How have you used music and technology to bring an exhibition to life? How might we apply this to performance art to make them more immersive? Every performer and artist that I work with – theatre directors, choreographers, poets, musicians –they all see real potential for creating new articulations of a particular performance through capturing these performances and allowing the audience to replay, remix and recombine, and for example to isolate and focus on specific instruments or details. The V&A Museum in London made a wonderful exhibition about opera. As you moved around the exhibition, you wore headphones with location-based audio that was triggered depending on where you were. This allowed for the experience to be augmented beyond the museological experience, augmented with the atmosphere of opera. It worked incredibly well. I am very interested in the situated experience by bringing live audience and technologies together. Even live performance can be augmented today with digital material. For instance, with opera you can have the subtitles in any language using augmented reality glasses, or even on stage the performers’ movements and costumes can be transformed with projections as they move around the stage, in real time, possibly in response to audience interventions.
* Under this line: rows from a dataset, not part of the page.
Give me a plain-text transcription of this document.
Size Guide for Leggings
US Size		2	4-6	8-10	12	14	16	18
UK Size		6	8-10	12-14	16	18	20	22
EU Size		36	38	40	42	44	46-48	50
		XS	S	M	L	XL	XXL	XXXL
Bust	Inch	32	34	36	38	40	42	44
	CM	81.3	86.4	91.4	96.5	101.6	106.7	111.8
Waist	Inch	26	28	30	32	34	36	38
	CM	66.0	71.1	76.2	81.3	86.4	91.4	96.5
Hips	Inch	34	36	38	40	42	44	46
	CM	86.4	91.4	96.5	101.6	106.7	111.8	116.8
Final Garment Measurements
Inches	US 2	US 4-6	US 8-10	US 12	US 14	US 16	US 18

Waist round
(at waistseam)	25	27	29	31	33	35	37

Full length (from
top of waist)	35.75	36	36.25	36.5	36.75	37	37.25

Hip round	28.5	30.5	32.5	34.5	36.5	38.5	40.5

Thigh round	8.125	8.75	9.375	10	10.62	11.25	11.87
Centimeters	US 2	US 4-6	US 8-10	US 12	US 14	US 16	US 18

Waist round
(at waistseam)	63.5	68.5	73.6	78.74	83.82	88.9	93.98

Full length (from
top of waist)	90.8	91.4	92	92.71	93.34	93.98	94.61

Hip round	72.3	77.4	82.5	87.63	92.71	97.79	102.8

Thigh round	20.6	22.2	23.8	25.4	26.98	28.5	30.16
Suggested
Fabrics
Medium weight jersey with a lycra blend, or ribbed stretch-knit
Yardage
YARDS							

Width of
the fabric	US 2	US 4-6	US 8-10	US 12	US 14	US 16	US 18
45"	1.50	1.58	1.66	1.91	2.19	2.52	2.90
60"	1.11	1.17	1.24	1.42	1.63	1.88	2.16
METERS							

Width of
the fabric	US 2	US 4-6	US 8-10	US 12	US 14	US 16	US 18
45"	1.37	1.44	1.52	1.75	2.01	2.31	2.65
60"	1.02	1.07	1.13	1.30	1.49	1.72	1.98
The artists and performers must oversee the creative direction of technology, this is fundamental to creating a unified, authentic piece of work that combines the choreography and composition with these forms of augmentation. Technology should always be seamlessly integrated and it’s purposes rigorously refined – not the focus or a gimmick – otherwise you end up with something that is “multimedia kitsch”. Technology is a creative force and a tool for collaboration. For example, I have a laboratory full of exciting, high fidelity immersive and interactive systems for my own work, and I can share my knowledge and new explorations with various artists and performers–this is how we can explore these tools in the creation of new work, through collaboration. In today’s talk you are with a music specialist, a design specialist and a journalist. This is all about breaking the barriers between all art forms… We live in a very transdisciplinary world. The fusion of genres in the museological sense – art and technology, art and science – is a fundamental principle of our era. In the history


of media art, we can see very clearly that the ideas that we think are new today are actually are 30 years old. These ideas are circulating in society for many years, and then they emerge into the world as popular artworks and suddenly they become mainstream. We’ve had all sorts of immersion as our disposal today, but mainly where there has been an economic imperative. This way of thinking will burst onto the scene and into people’s consciousness. It is really interesting to think how that works.; but for an artist, one is always trying to achieve a new kind of aesthetic form, something fresh. It is also about the audience, who knows all these tools and expects them to be used in art… Unfortunately, a lot of exhibitions produced in museums are not an innovative example of what is possible. I also see that there is a real failure of knowledge about what is possible. Gradually we will see younger people coming up with a more profound digital understanding than the curators and directors today, but one of the challenges in museums is that the digital is put into the marketing department when it should be in the curatorial department. Unless you understand a medium, you cannot possibly deliver the message. Many museums will outsource the technology required for exhibitions and exhibits, rather than developing these departments internally. When something interesting is created there is no internal understanding of how it was developed and needs to be maintained or even expanded. It is a unfortunate cycle dependent partly on procurement policies. This is an extremely rich time to invent a new stage, actually, whether it is a museum exhibit or a play, or a concert.